[Now screening at ActionFest, here is Todd's review of the latest cult-niche documentary from Mark Hartley]
In 2008 - armed with a deep love of cult film, a brace of insightful interviews with key figures, a mountain of skill at the editing board and a seemingly endless supply of jaw dropping B-movie clips to draw from - director Mark Hartley set out to take audiences on a guided tour of the wild world of Australian exploitation film in Not Quite Hollywood
. The result was not just a wildly good time, deeply informative and a big hit on the international circuit but was also arguably a much more entertaining film than any of those it profiled. Even the good ones.
A couple years, later he's doing it again.
The subject this time is the explosion of exploitation film produced in the Philippines - dominantly by American companies - against the backdrop of the crushing Marcos regime. At a time when Filipino productions were severely limited and controlled the same crews manning those films were cranking out a seemingly endless supply of naked breasts, severed limbs and bizarre creatures under the watchful eye of cult king Roger Corman and others like him.

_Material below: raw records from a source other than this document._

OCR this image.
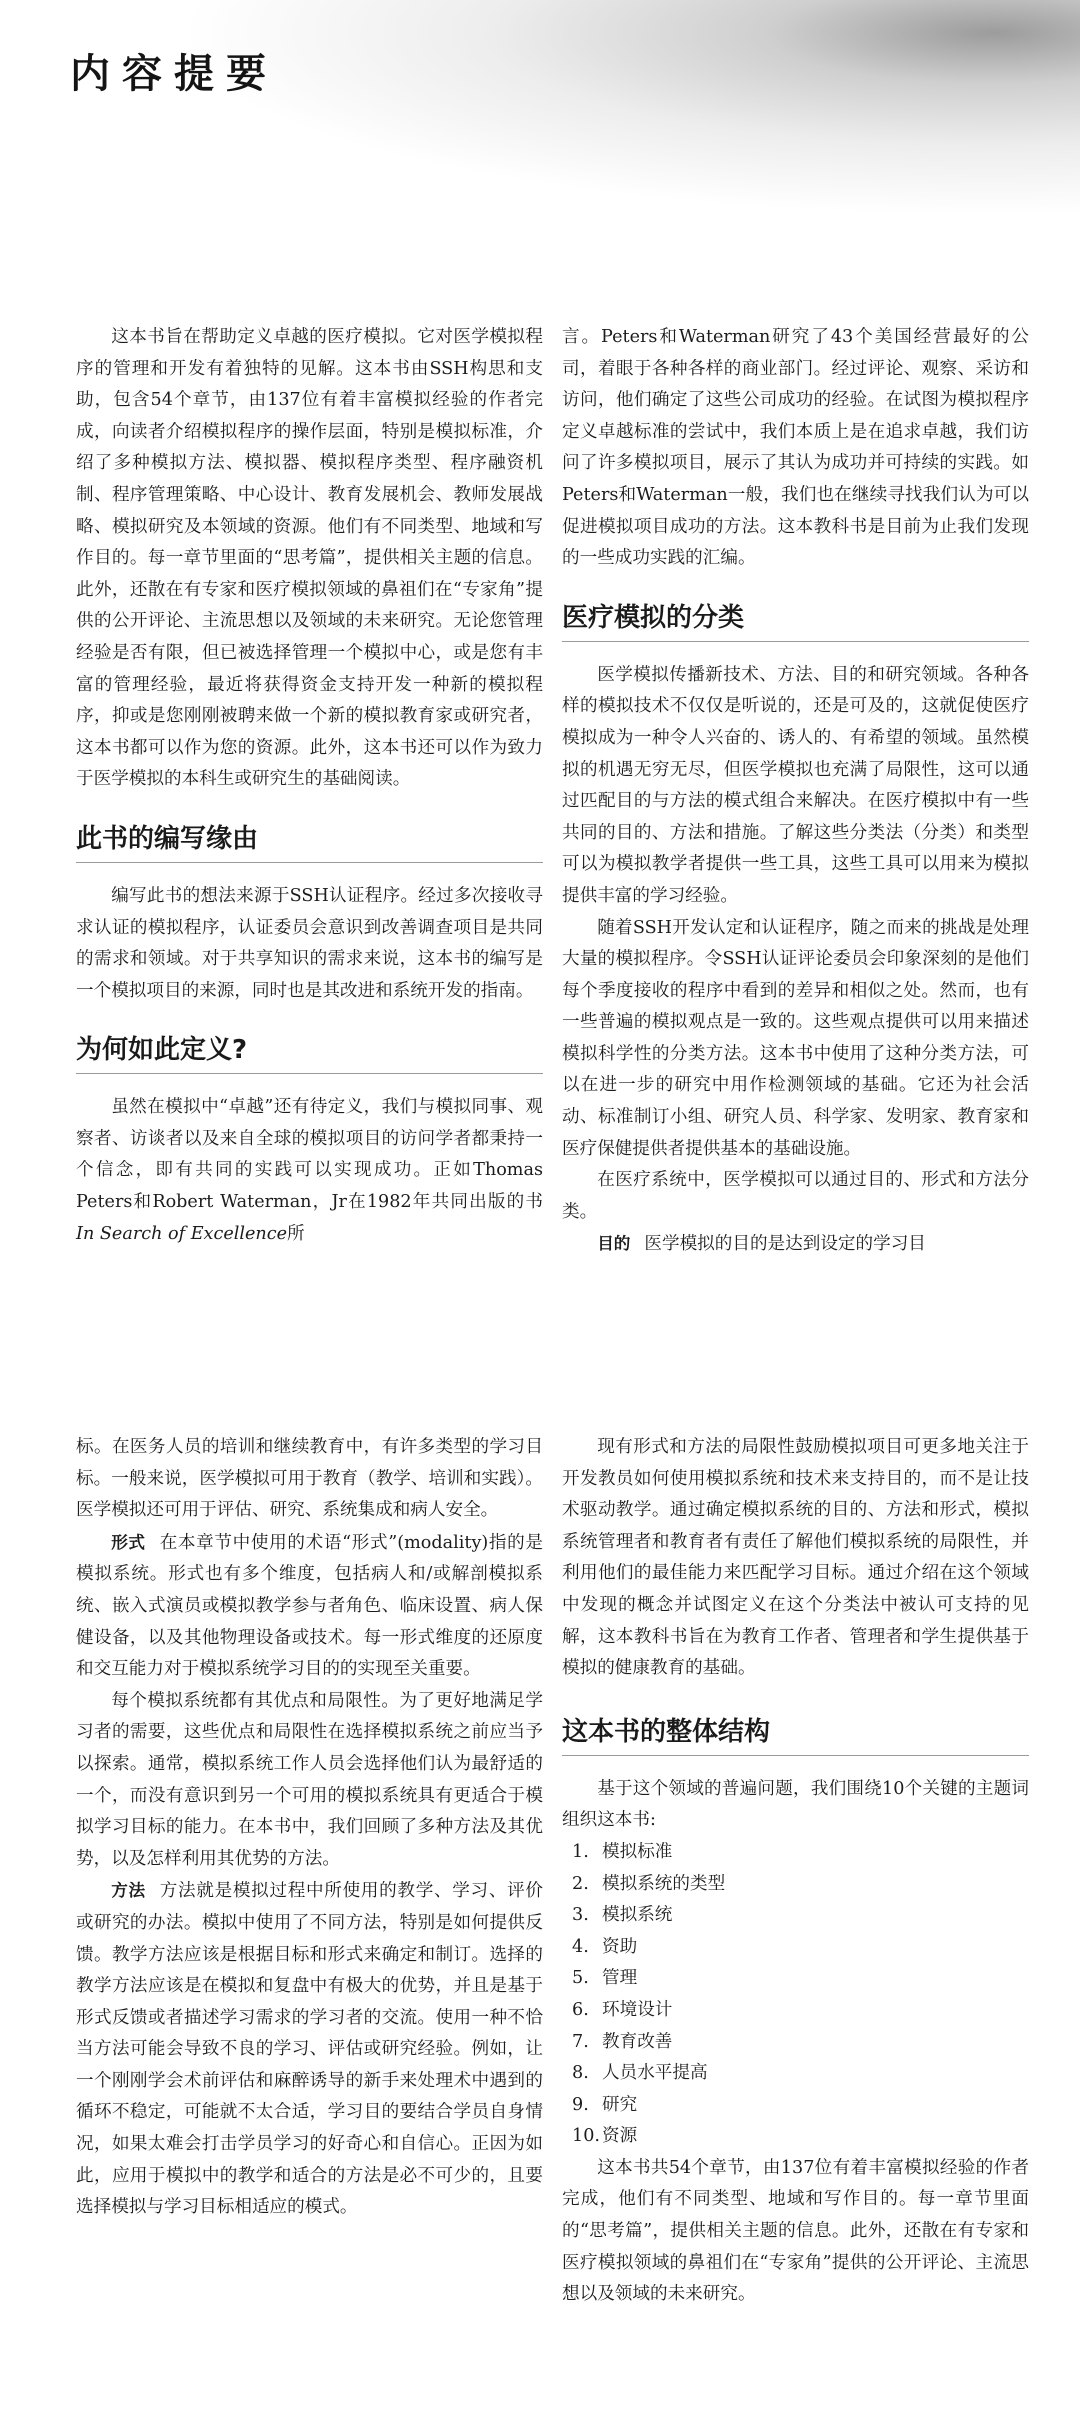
内容提要

这本书旨在帮助定义卓越的医疗模拟。它对医学模拟程序的管理和开发有着独特的见解。这本书由SSH构思和支助，包含54个章节，由137位有着丰富模拟经验的作者完成，向读者介绍模拟程序的操作层面，特别是模拟标准，介绍了多种模拟方法、模拟器、模拟程序类型、程序融资机制、程序管理策略、中心设计、教育发展机会、教师发展战略、模拟研究及本领域的资源。他们有不同类型、地域和写作目的。每一章节里面的“思考篇”，提供相关主题的信息。此外，还散在有专家和医疗模拟领域的鼻祖们在“专家角”提供的公开评论、主流思想以及领域的未来研究。无论您管理经验是否有限，但已被选择管理一个模拟中心，或是您有丰富的管理经验，最近将获得资金支持开发一种新的模拟程序，抑或是您刚刚被聘来做一个新的模拟教育家或研究者，这本书都可以作为您的资源。此外，这本书还可以作为致力于医学模拟的本科生或研究生的基础阅读。

此书的编写缘由

编写此书的想法来源于SSH认证程序。经过多次接收寻求认证的模拟程序，认证委员会意识到改善调查项目是共同的需求和领域。对于共享知识的需求来说，这本书的编写是一个模拟项目的来源，同时也是其改进和系统开发的指南。

为何如此定义?

虽然在模拟中“卓越”还有待定义，我们与模拟同事、观察者、访谈者以及来自全球的模拟项目的访问学者都秉持一个信念，即有共同的实践可以实现成功。正如Thomas Peters和Robert Waterman，Jr在1982年共同出版的书In Search of Excellence所

言。Peters和Waterman研究了43个美国经营最好的公司，着眼于各种各样的商业部门。经过评论、观察、采访和访问，他们确定了这些公司成功的经验。在试图为模拟程序定义卓越标准的尝试中，我们本质上是在追求卓越，我们访问了许多模拟项目，展示了其认为成功并可持续的实践。如Peters和Waterman一般，我们也在继续寻找我们认为可以促进模拟项目成功的方法。这本教科书是目前为止我们发现的一些成功实践的汇编。

医疗模拟的分类

医学模拟传播新技术、方法、目的和研究领域。各种各样的模拟技术不仅仅是听说的，还是可及的，这就促使医疗模拟成为一种令人兴奋的、诱人的、有希望的领域。虽然模拟的机遇无穷无尽，但医学模拟也充满了局限性，这可以通过匹配目的与方法的模式组合来解决。在医疗模拟中有一些共同的目的、方法和措施。了解这些分类法（分类）和类型可以为模拟教学者提供一些工具，这些工具可以用来为模拟提供丰富的学习经验。

随着SSH开发认定和认证程序，随之而来的挑战是处理大量的模拟程序。令SSH认证评论委员会印象深刻的是他们每个季度接收的程序中看到的差异和相似之处。然而，也有一些普遍的模拟观点是一致的。这些观点提供可以用来描述模拟科学性的分类方法。这本书中使用了这种分类方法，可以在进一步的研究中用作检测领域的基础。它还为社会活动、标准制订小组、研究人员、科学家、发明家、教育家和医疗保健提供者提供基本的基础设施。

在医疗系统中，医学模拟可以通过目的、形式和方法分类。

目的 医学模拟的目的是达到设定的学习目

标。在医务人员的培训和继续教育中，有许多类型的学习目标。一般来说，医学模拟可用于教育（教学、培训和实践）。医学模拟还可用于评估、研究、系统集成和病人安全。

形式 在本章节中使用的术语“形式”(modality)指的是模拟系统。形式也有多个维度，包括病人和/或解剖模拟系统、嵌入式演员或模拟教学参与者角色、临床设置、病人保健设备，以及其他物理设备或技术。每一形式维度的还原度和交互能力对于模拟系统学习目的的实现至关重要。

每个模拟系统都有其优点和局限性。为了更好地满足学习者的需要，这些优点和局限性在选择模拟系统之前应当予以探索。通常，模拟系统工作人员会选择他们认为最舒适的一个，而没有意识到另一个可用的模拟系统具有更适合于模拟学习目标的能力。在本书中，我们回顾了多种方法及其优势，以及怎样利用其优势的方法。

方法 方法就是模拟过程中所使用的教学、学习、评价或研究的办法。模拟中使用了不同方法，特别是如何提供反馈。教学方法应该是根据目标和形式来确定和制订。选择的教学方法应该是在模拟和复盘中有极大的优势，并且是基于形式反馈或者描述学习需求的学习者的交流。使用一种不恰当方法可能会导致不良的学习、评估或研究经验。例如，让一个刚刚学会术前评估和麻醉诱导的新手来处理术中遇到的循环不稳定，可能就不太合适，学习目的要结合学员自身情况，如果太难会打击学员学习的好奇心和自信心。正因为如此，应用于模拟中的教学和适合的方法是必不可少的，且要选择模拟与学习目标相适应的模式。

现有形式和方法的局限性鼓励模拟项目可更多地关注于开发教员如何使用模拟系统和技术来支持目的，而不是让技术驱动教学。通过确定模拟系统的目的、方法和形式，模拟系统管理者和教育者有责任了解他们模拟系统的局限性，并利用他们的最佳能力来匹配学习目标。通过介绍在这个领域中发现的概念并试图定义在这个分类法中被认可支持的见解，这本教科书旨在为教育工作者、管理者和学生提供基于模拟的健康教育的基础。

这本书的整体结构

基于这个领域的普遍问题，我们围绕10个关键的主题词组织这本书:

1. 模拟标准
2. 模拟系统的类型
3. 模拟系统
4. 资助
5. 管理
6. 环境设计
7. 教育改善
8. 人员水平提高
9. 研究
10. 资源

这本书共54个章节，由137位有着丰富模拟经验的作者完成，他们有不同类型、地域和写作目的。每一章节里面的“思考篇”，提供相关主题的信息。此外，还散在有专家和医疗模拟领域的鼻祖们在“专家角”提供的公开评论、主流思想以及领域的未来研究。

It was a peculiar time that produced peculiar movies and Hartley dives in headlong with Machete Maidens Unleashed
With the likes of Sid Haig, Joe Dante, Jack Hill, R Lee Ermey, Roger Corman and John Landis - whose head would likely explode if he smiled any more, the man was clearly having the time of his life - from the US side while Eddie Garcia, Efren Pinon and Eddie Romero lead a Filipino contingent, Hartley dives headlong into how this explosion of the perverse and bizarre came to be in the first place setting it all into context while also reveling in the sheer lunacy of the films he's putting on screen.
You like breasts? There are lots of them here, the large majority of them naked. Explosions? Lots of those, too, some also involving nudity. Malformed creatures, all female POW camps, and pint sized kung fu fighting secret agents? "It's what the audience wanted and we gave it to them!" declares Corman! Or, at least, he declares something similar on more than one occasion. Don't quote me on my quote.
On the interview side Landis seems to be having the most fun of the lot while Hill is the most willing to actually cast a critical eye on what they were doing and why. Corman - fresh off his lifetime achievement Oscar, remember - remains mostly reserved, with a sly grin held in reserve while Dante seems like he would be happy to just watch and giggle all day long. And who could blame him? These were ridiculous films made under ridiculous circumstances and all involved seem just plain surprised that they managed to get away with doing it for as long as they did.
Hartley dips into the serious side of things, too, don't get me wrong, but the director of this
film seems abundantly aware that he needs to match the energy of those
films if he is to have any chance of success and he does exactly that. This is one wild, wild ride.